Python/Seaborn: What does the inside horizontal distribution of the data-points means or is it random?


It seems like that inside-distribution of the histogram data points is almost random every time you plot (using Seaborn) - is it for the ease of readability or other meaningful purpose?

I am using Python 3.0 and Seaborn provided dataset called 'tips' for this question. import seaborn as sns tips = sns.load_dataset("tips")

After I ran my same code below twice I see differences of inside points distribution. Here is the code you can run a couple of times: ax = sns.stripplot(x="day", y="total_bill", data=tips, alpha=.55, palette='Set1', jitter=True, linewidth=1 )

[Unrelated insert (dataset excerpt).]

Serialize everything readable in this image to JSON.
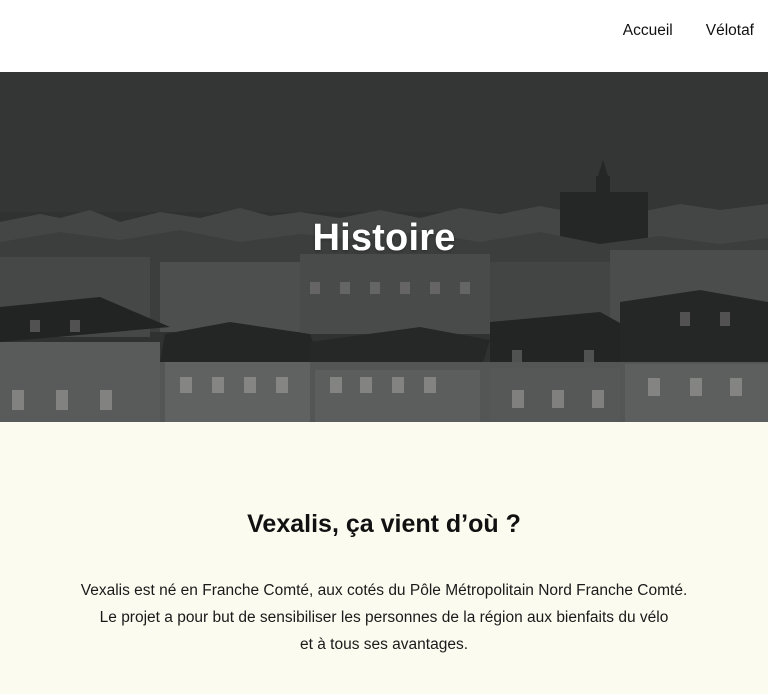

Now, if you look into the plots (if you ran it twice for example) you will notice that the distribution of the points is not the same between 2 plots:

Plot 1 run Plot 2 run

Please explain why points are not distributed identically with 2 separate runs? Also, judging those points on the horizontal scale; is there a reason why (for example) one red point is further left than other red point OR is it simply for readability?

Thank you in advance!


Solution

  • After a bit more research, I believe that the distribution of data points is random but uniform (thank you @ImportanceOfBeingErnest for pointing to the code). Therefore, answering my own questions there is no hidden meaning in terms of distribution and horizontal range is simply set for visibility that also changes or stays the same based on set/notset seed.